Depois de hora a hora, quando se encontravam, o 1º a ver o outro gritava “reza” e ganhava vantagem para obter as amêndoas, desde que o outro não estivesse debaixo de telha. O último a receber a ordem de “rezar” até Sábado de Aleluia ficava com a obrigação de comprar as amêndoas ao outro no dia da festa de Santo Antão.
— As Alvíssaras
À meia noite de Sábado de Aleluia, os sinos das Igrejas e Capelas anunciavam a ressurreição de Jesus. À mesma hora a rapaziada cantava as alvíssaras de casa em casa.
Às 4 horas da manhã, no adro da igreja, de joelhos junto à porta principal rezava-se em louvor da Sagrada Ressurreição.
O canto entoado evoca a mãe de Jesus e outros Santos venerados na igreja.
Virgem, Mãe de deus, dos Anjos Virgem, Mãe de deus, dos Anjos Virgem, Mãe de deus, dos Anjos Virgem, Mãe de deus, dos Anjos Por cima coberta de ouro, Senhor S. Sebastião, Senhor S. Sebastião Divino Espírito Santo, Divino Espírito Santo, |
Vamos ver a casa santa Vamos ver a casa santa Vamos ver a casa santa Já lá vem o Padre Eterno Divino Espírito Santo Milagroso Santo Antão Passarinhos que cantais Passarinhos que cantais Passarinhos que cantais |
Já lá vem amanhecendo Caminhando vai José, Lá chegando a Belém, São José foi buscar lume Passarinhos que cantais Saia o sacramento fora Saia o Sacramento fora |
A procissão termina no alto da paróquia contornando a capela dedicada à Senhora dos Anjos. Quando a aurora rompia no horizonte todos dançavam.
— Mês de Maria
No mês de Maio, à noite, rezava-se o terço na igreja de Santo Antão. Esta celebração revestia-se de um carácter solene e festivo. No final do terço, as raparigas dirigiam-se ao altar de Nossa Senhora de Fátima, entoavam cânticos apropriados e ofereciam flores.
— Ceifas e Malhas
As ceifas eram uma actividade importante na Benespera pois o centeio era cultivado por toda a freguesia. As mulheres de foice em punho cortavam o centeio enquanto que os homens o atavam e carregavam para os carros de bois a fim de ser transportado para as eiras onde era malhado.

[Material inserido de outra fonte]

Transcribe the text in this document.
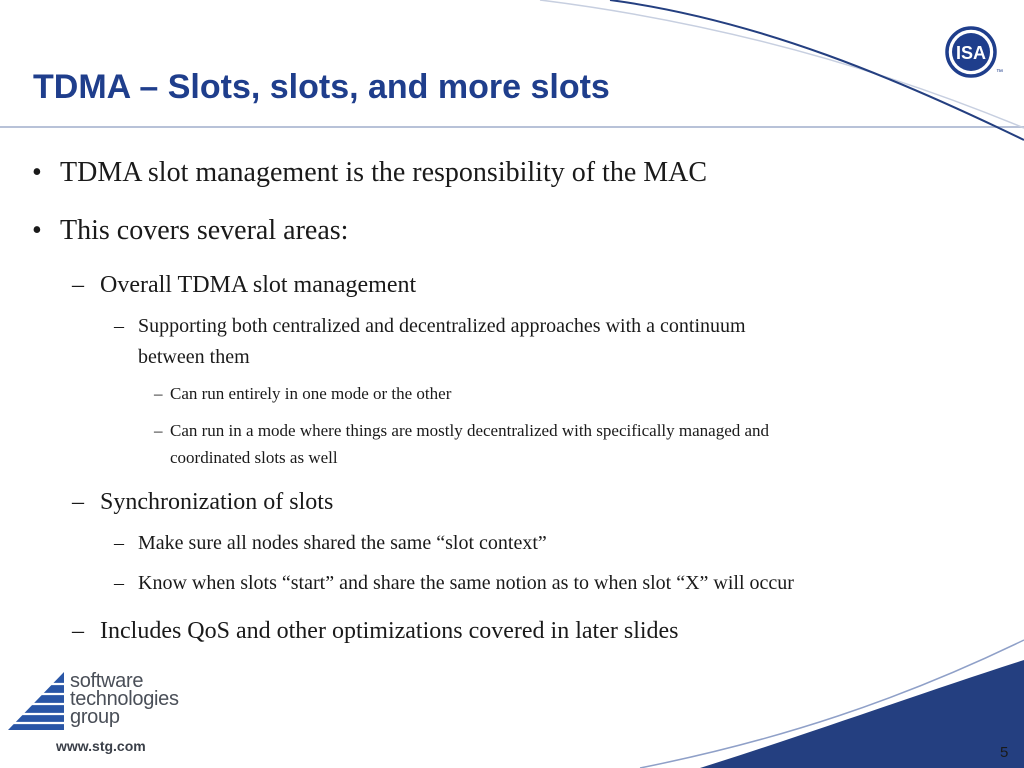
TDMA – Slots, slots, and more slots
ISA
™
• TDMA slot management is the responsibility of the MAC
• This covers several areas:
– Overall TDMA slot management
– Supporting both centralized and decentralized approaches with a continuum
between them
– Can run entirely in one mode or the other
– Can run in a mode where things are mostly decentralized with specifically managed and
coordinated slots as well
– Synchronization of slots
– Make sure all nodes shared the same “slot context”
– Know when slots “start” and share the same notion as to when slot “X” will occur
– Includes QoS and other optimizations covered in later slides
software
technologies
group
www.stg.com	5
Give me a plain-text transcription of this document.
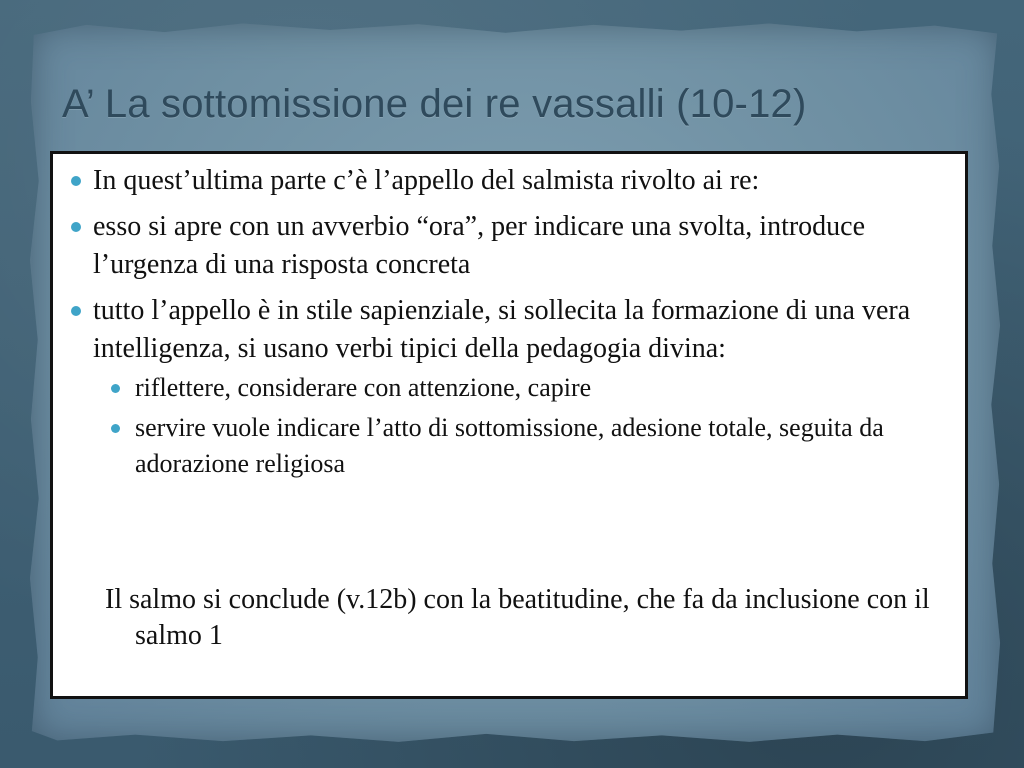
A’ La sottomissione dei re vassalli (10-12)
In quest’ultima parte c’è l’appello del salmista rivolto ai re:
esso si apre con un avverbio “ora”, per indicare una svolta, introduce l’urgenza di una risposta concreta
tutto l’appello è in stile sapienziale, si sollecita la formazione di una vera intelligenza, si usano verbi tipici della pedagogia divina:
riflettere, considerare con attenzione, capire
servire vuole indicare l’atto di sottomissione, adesione totale, seguita da adorazione religiosa

Il salmo si conclude (v.12b) con la beatitudine, che fa da inclusione con il salmo 1
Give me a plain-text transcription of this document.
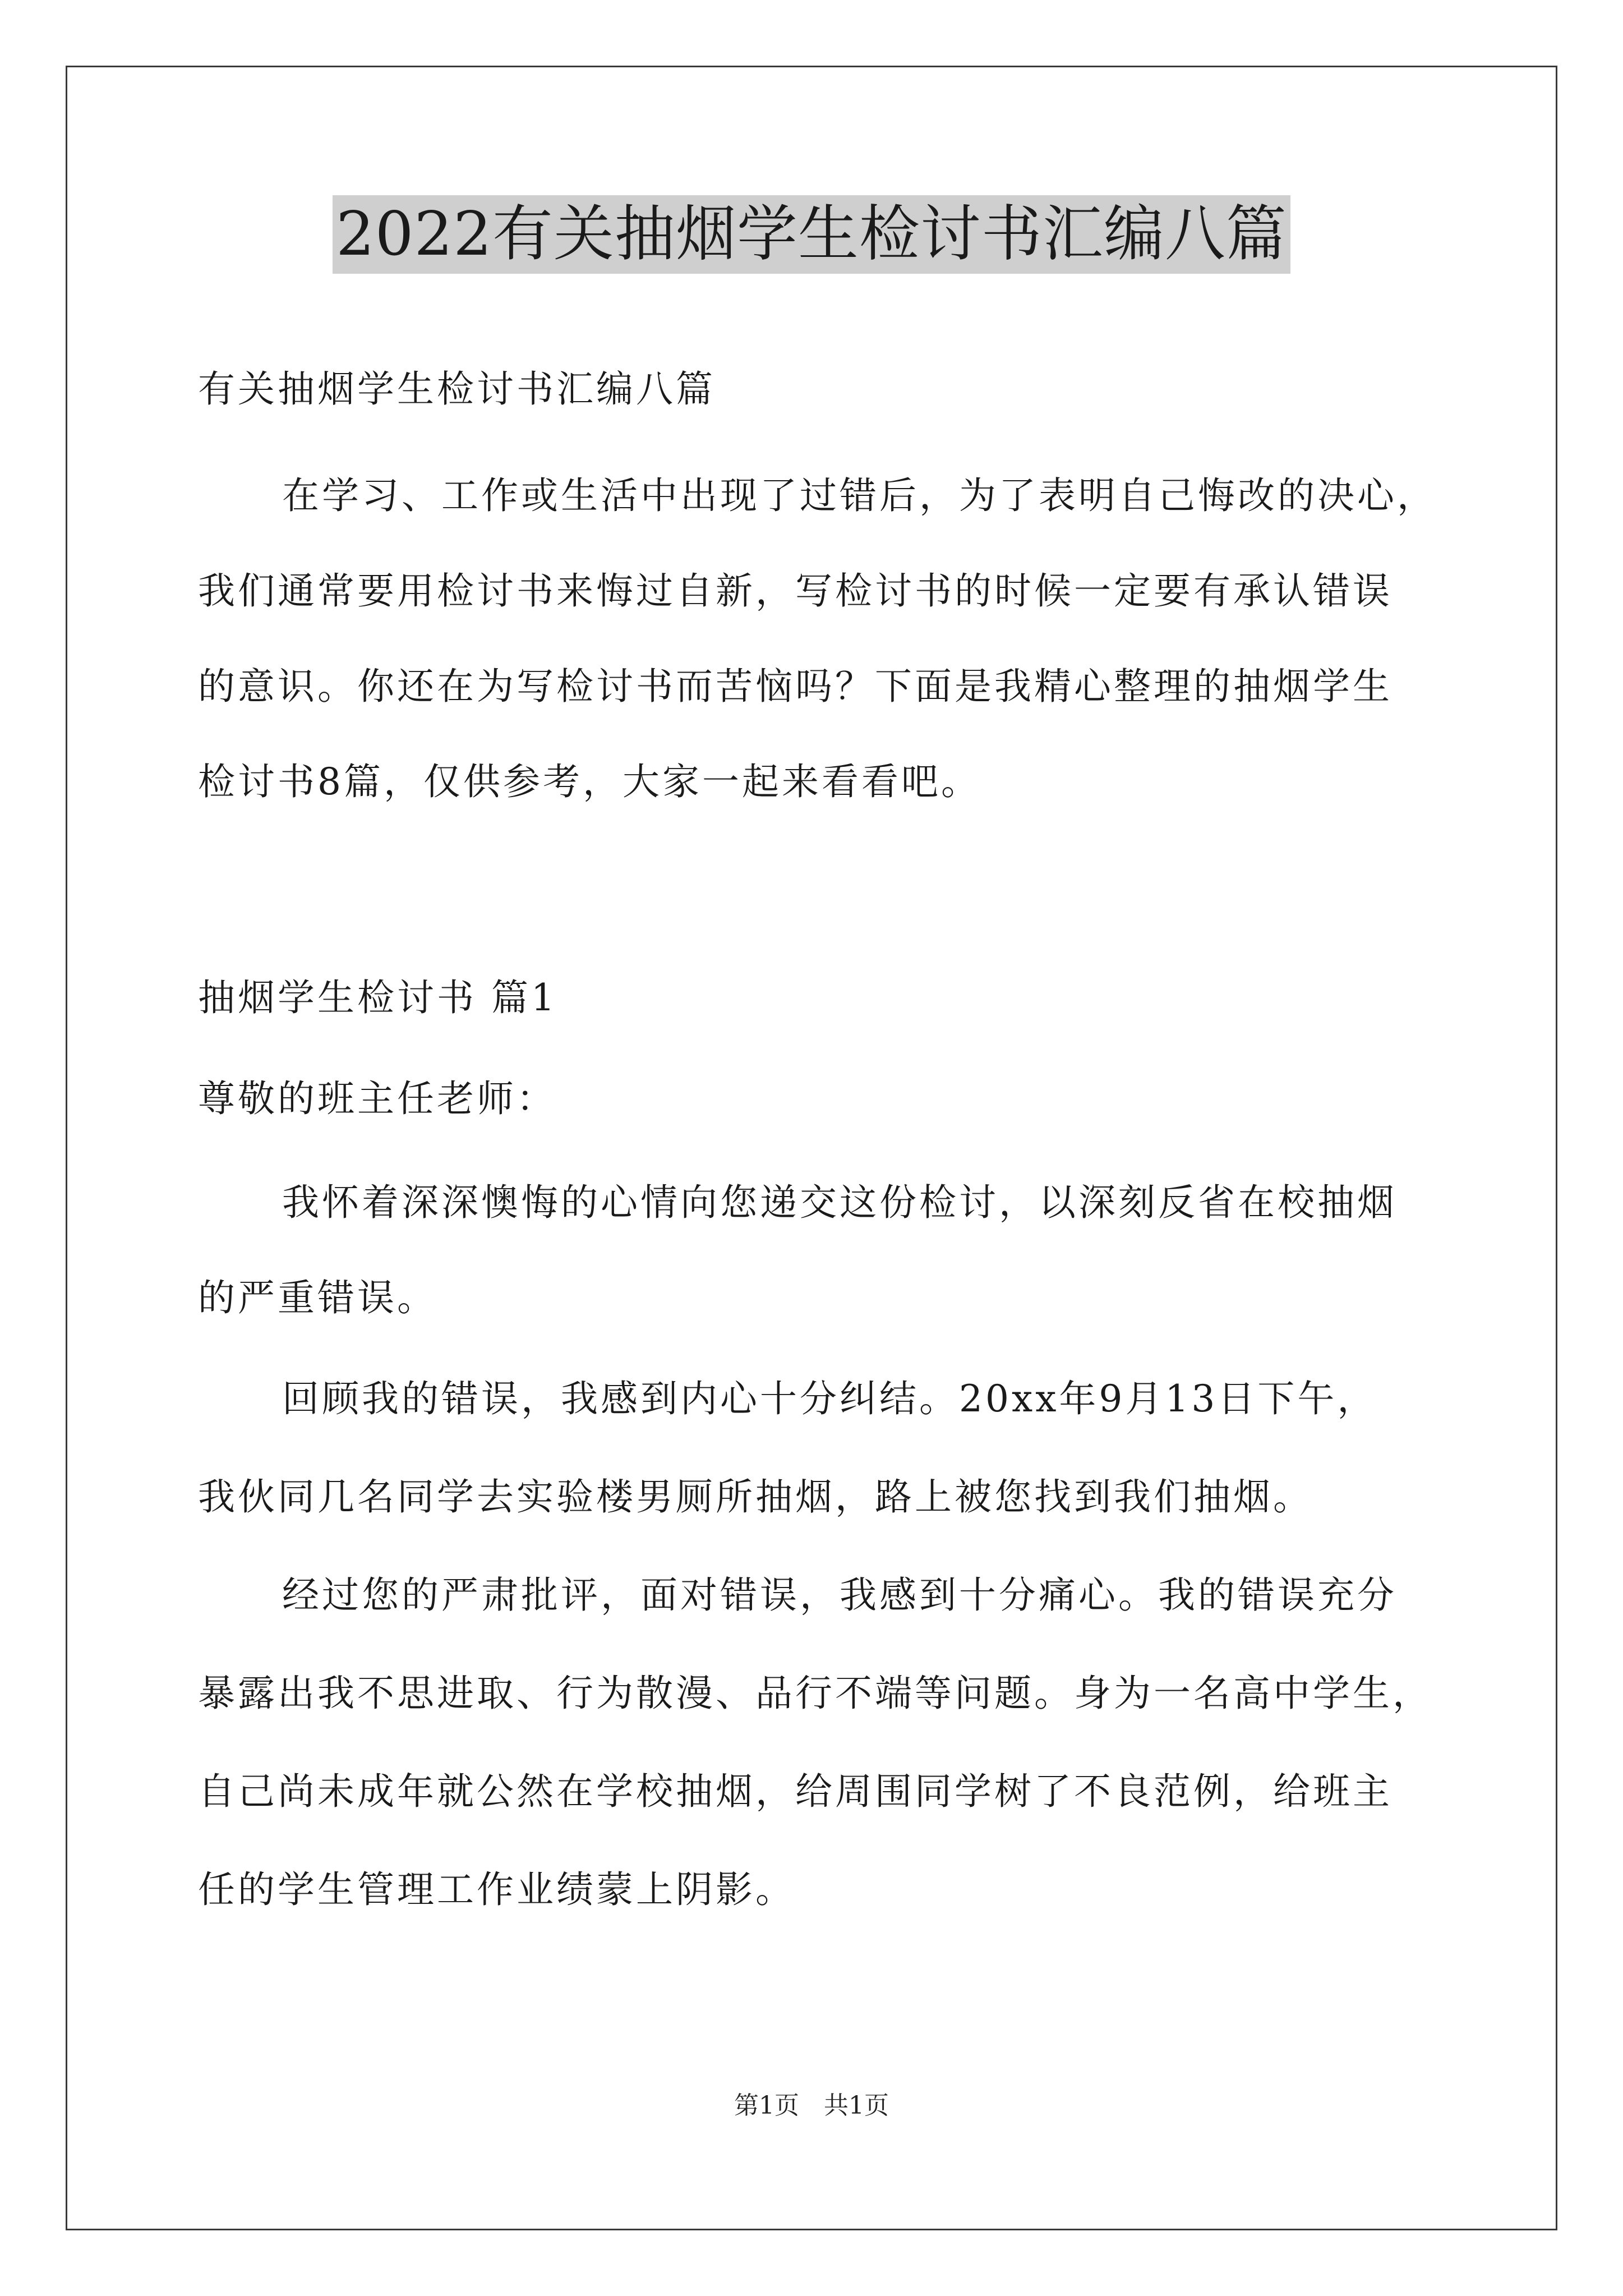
2022有关抽烟学生检讨书汇编八篇
有关抽烟学生检讨书汇编八篇
在学习、工作或生活中出现了过错后，为了表明自己悔改的决心，
我们通常要用检讨书来悔过自新，写检讨书的时候一定要有承认错误
的意识。你还在为写检讨书而苦恼吗？下面是我精心整理的抽烟学生
检讨书8篇，仅供参考，大家一起来看看吧。
抽烟学生检讨书 篇1
尊敬的班主任老师：
我怀着深深懊悔的心情向您递交这份检讨，以深刻反省在校抽烟
的严重错误。
回顾我的错误，我感到内心十分纠结。20xx年9月13日下午，
我伙同几名同学去实验楼男厕所抽烟，路上被您找到我们抽烟。
经过您的严肃批评，面对错误，我感到十分痛心。我的错误充分
暴露出我不思进取、行为散漫、品行不端等问题。身为一名高中学生，
自己尚未成年就公然在学校抽烟，给周围同学树了不良范例，给班主
任的学生管理工作业绩蒙上阴影。
第1页　共1页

A malha era feita a mangual. Grupos de homens alinhavam-se habitualmente em grupos de oito de cada lado. Havia sempre o “Cavaleiro” que incitava os malhadores com palavras ditas em alta voz: “Mais à frente...atira” “Mais longe... atira”, “Mais alto... atira”...
Nas malhas havia sempre rancho melhorado.
No inicio dos anos 60 começaram a surgir as malhadeiras que vieram revolucionar esta actividade.
— S. Martinho
No dia 11 de Novembro, dia de S. Martinho, havia uma rusga pela noite que terminava nos “copos”.
A rapaziada arranjava um palhaço de palha com uma botelha e uma vela lá dentro, munida de chocalhos, numa gritaria e num choro estridente pela morte de S. Martinho.
O cortejo dirigia-se finalmente para o sítio da “Latada” onde um figurante desempenhando a função de padre fazia o elogio fúnebre a S. Martinho que era seguido de uma choradeira por parte dos companheiros.
Procedia-se então ao funeral que consistia em queimar o palhaço e depois enterrar os restos nos olivais baldios.
— Varejas
Nos meses de Dezembro e Janeiro faziam-se as varejas.
Como na Benespera havia muitos olivais vinham ranchos de pessoal, particularmente da Ramela, Aldeia Nova, João Antão e outras terras vizinhas.
Estas varejas terminavam com um convívio entre os intervenientes na vareja havendo rancho melhorado e vários jogos de animação.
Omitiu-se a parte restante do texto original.